Dès l’entrée dans la salle de la Maison Symphonique inaugurée en 2011, les spectateurs qui comptent beaucoup de boomers, sont replongés dans l’ambiance des années 70 : une boule disco au plafond projette les flocons d’une tempête de neige dans la salle; plus tard, ce seront des étoiles que l’on verra. Deux pianos à queue trônent l’un en face de l’autre, au milieu de la scène. Les projecteurs cependant, nous aveugleront parfois avec une lumière un peu trop intense.
L’album Neiges, qui célèbre la culture québécoise, s’est vendu à 700,000 copies ; c’est un mélange de musique classique, populaire ainsi que du disco.
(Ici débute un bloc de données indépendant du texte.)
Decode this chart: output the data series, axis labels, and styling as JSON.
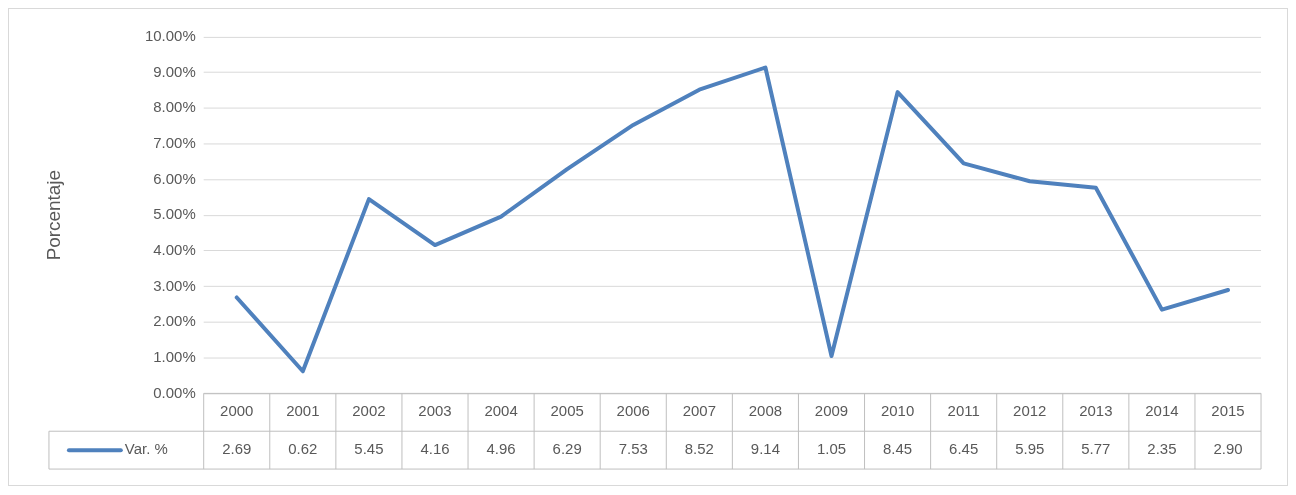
{
  "chart_data": {
    "type": "line",
    "ylabel": "Porcentaje",
    "categories": [
      "2000",
      "2001",
      "2002",
      "2003",
      "2004",
      "2005",
      "2006",
      "2007",
      "2008",
      "2009",
      "2010",
      "2011",
      "2012",
      "2013",
      "2014",
      "2015"
    ],
    "series": [
      {
        "name": "Var. %",
        "color": "#4f81bd",
        "values": [
          2.69,
          0.62,
          5.45,
          4.16,
          4.96,
          6.29,
          7.53,
          8.52,
          9.14,
          1.05,
          8.45,
          6.45,
          5.95,
          5.77,
          2.35,
          2.9
        ],
        "value_labels": [
          "2.69",
          "0.62",
          "5.45",
          "4.16",
          "4.96",
          "6.29",
          "7.53",
          "8.52",
          "9.14",
          "1.05",
          "8.45",
          "6.45",
          "5.95",
          "5.77",
          "2.35",
          "2.90"
        ]
      }
    ],
    "ylim": [
      0,
      10
    ],
    "yticks": [
      {
        "value": 0,
        "label": "0.00%"
      },
      {
        "value": 1,
        "label": "1.00%"
      },
      {
        "value": 2,
        "label": "2.00%"
      },
      {
        "value": 3,
        "label": "3.00%"
      },
      {
        "value": 4,
        "label": "4.00%"
      },
      {
        "value": 5,
        "label": "5.00%"
      },
      {
        "value": 6,
        "label": "6.00%"
      },
      {
        "value": 7,
        "label": "7.00%"
      },
      {
        "value": 8,
        "label": "8.00%"
      },
      {
        "value": 9,
        "label": "9.00%"
      },
      {
        "value": 10,
        "label": "10.00%"
      }
    ],
    "grid": "y",
    "legend": "bottom",
    "marker": "none",
    "line_style": "solid"
  }
}
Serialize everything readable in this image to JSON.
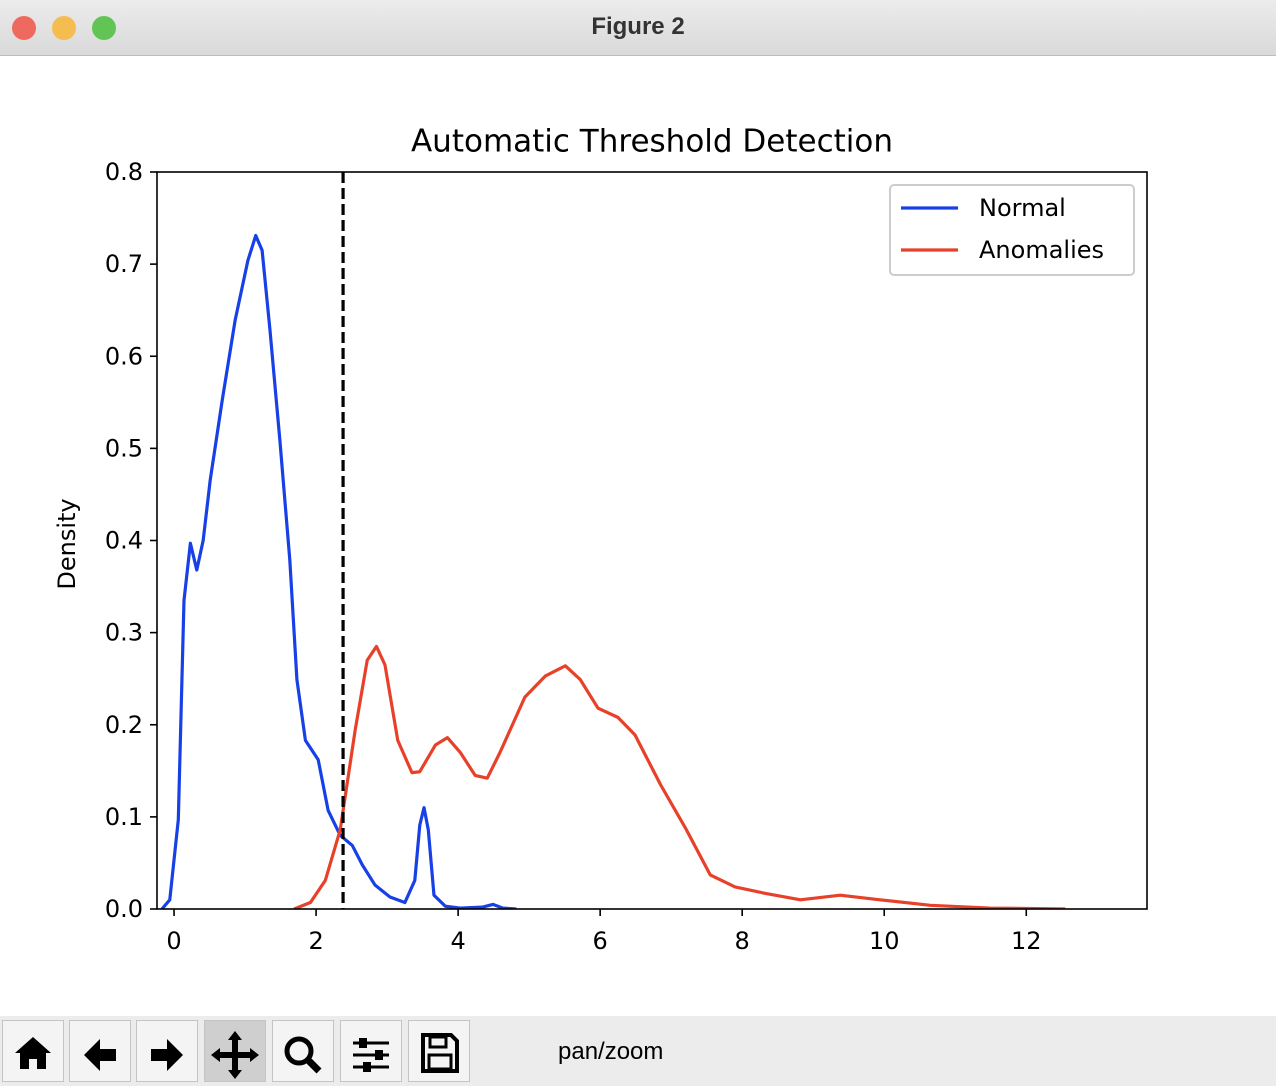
{
  "window": {
    "title": "Figure 2",
    "status": "pan/zoom"
  },
  "chart_data": {
    "type": "line",
    "title": "Automatic Threshold Detection",
    "y_label": "Density",
    "xlim": [
      -0.24,
      13.7
    ],
    "ylim": [
      0,
      0.8
    ],
    "xticks": [
      0,
      2,
      4,
      6,
      8,
      10,
      12
    ],
    "yticks": [
      {
        "value": 0,
        "label": "0.0"
      },
      0.1,
      0.2,
      0.3,
      0.4,
      0.5,
      0.6,
      0.7,
      0.8
    ],
    "vline": 2.38,
    "vline_color": "#000000",
    "legend": "upper right",
    "grid": false,
    "series": [
      {
        "name": "Normal",
        "color": "#1740e6",
        "x": [
          -0.17,
          -0.06,
          0.06,
          0.14,
          0.23,
          0.32,
          0.41,
          0.51,
          0.68,
          0.86,
          1.04,
          1.15,
          1.24,
          1.35,
          1.49,
          1.63,
          1.73,
          1.85,
          2.03,
          2.17,
          2.34,
          2.51,
          2.65,
          2.83,
          3.04,
          3.25,
          3.39,
          3.46,
          3.52,
          3.58,
          3.66,
          3.82,
          4.03,
          4.34,
          4.49,
          4.63,
          4.82
        ],
        "values": [
          0,
          0.01,
          0.097,
          0.335,
          0.397,
          0.368,
          0.4,
          0.466,
          0.553,
          0.639,
          0.704,
          0.731,
          0.715,
          0.629,
          0.509,
          0.379,
          0.249,
          0.183,
          0.162,
          0.107,
          0.08,
          0.069,
          0.048,
          0.026,
          0.013,
          0.007,
          0.031,
          0.091,
          0.11,
          0.086,
          0.015,
          0.003,
          0.001,
          0.002,
          0.005,
          0.001,
          0
        ]
      },
      {
        "name": "Anomalies",
        "color": "#e8412a",
        "x": [
          1.69,
          1.92,
          2.13,
          2.34,
          2.55,
          2.72,
          2.85,
          2.97,
          3.15,
          3.35,
          3.46,
          3.68,
          3.85,
          4.03,
          4.24,
          4.41,
          4.59,
          4.94,
          5.23,
          5.51,
          5.72,
          5.97,
          6.25,
          6.49,
          6.85,
          7.2,
          7.55,
          7.9,
          8.32,
          8.82,
          9.38,
          9.94,
          10.65,
          11.49,
          12.55
        ],
        "values": [
          0,
          0.007,
          0.031,
          0.086,
          0.194,
          0.27,
          0.285,
          0.265,
          0.183,
          0.148,
          0.149,
          0.178,
          0.186,
          0.17,
          0.145,
          0.142,
          0.17,
          0.23,
          0.253,
          0.264,
          0.249,
          0.218,
          0.208,
          0.189,
          0.135,
          0.088,
          0.037,
          0.024,
          0.017,
          0.01,
          0.015,
          0.01,
          0.004,
          0.001,
          0
        ]
      }
    ]
  }
}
André Gagnon, qui avait une formation en musique classique, était connu jusqu’au Japon ; il a rendu la musique classique amusante et accessible pour tous. Au Québec, beaucoup de pianistes sont ses héritiers.
D’une baguette de maître, Léa Moisan-Perrier dirige l’orchestre, le Choeur Métropolitain d’environ 90 personnes et les 2 pianistes, Rousso et Julie Lamontagne. Le programme du concert, intitulé Neiges : L’OM célèbre André Gagnon, présenté par Le Groupe Maurice, comprenait les pièces marquantes suivantes: Dédéthoven, inspiré par Beethoven, la Chanson pour Renée Claude et la pièce Wow.
Les 2 pianistes, en blanc et noir, jouent parfois en solo, parfois à 4 mains ; par leur performance, ils ont su rendre le génie d’André Gagnon, le 1er pianiste du Québec.
Quant au violoneux David Boulanger, il joue des claquettes, accompagné d’un joueur de cuillères. Il brillera dans le Petit concerto pour Carignan et orchestre, dédié au meilleur violoniste du Québec, Jean Carignan. Le concert voyage entre la musique entraînante puis calme, entre la festivité et la nostalgie.
Dans la deuxième partie du concert, on entend un merveilleux Magnificat, un trot et un medley où l’on reconnait quatre pièces de ciné-cadeau. La cheffe d’orchestre, les pianistes et le violoneux auront droit à une très longue ovation.
Dans une causerie post-concert, ils nous apprendront plusieurs faits intéressants:
– Léa Moisan-Perrier dirigeait l’OM pour la première fois, un orchestre deux fois plus gros que l’orchestre original d’André Gagnon. C’était comme si le génie du maître était présent avec nous.
– Julie Lamontagne a 50 ans cette année, comme l’album ; les gens fredonnent sa musique sans savoir que c’est de lui.
– Rousso, aussi à son premier concert avec l’OM, a une formation en musique classique et a gagné le prix André Gagnon. Après plusieurs mois de pratique, il a réussi à jouer avec le brio du virtuose.
– David Boulanger nous apprend qu’il n’a jamais joué devant une si grande foule dans ses salons, ni été autant ovationné par les spectateurs.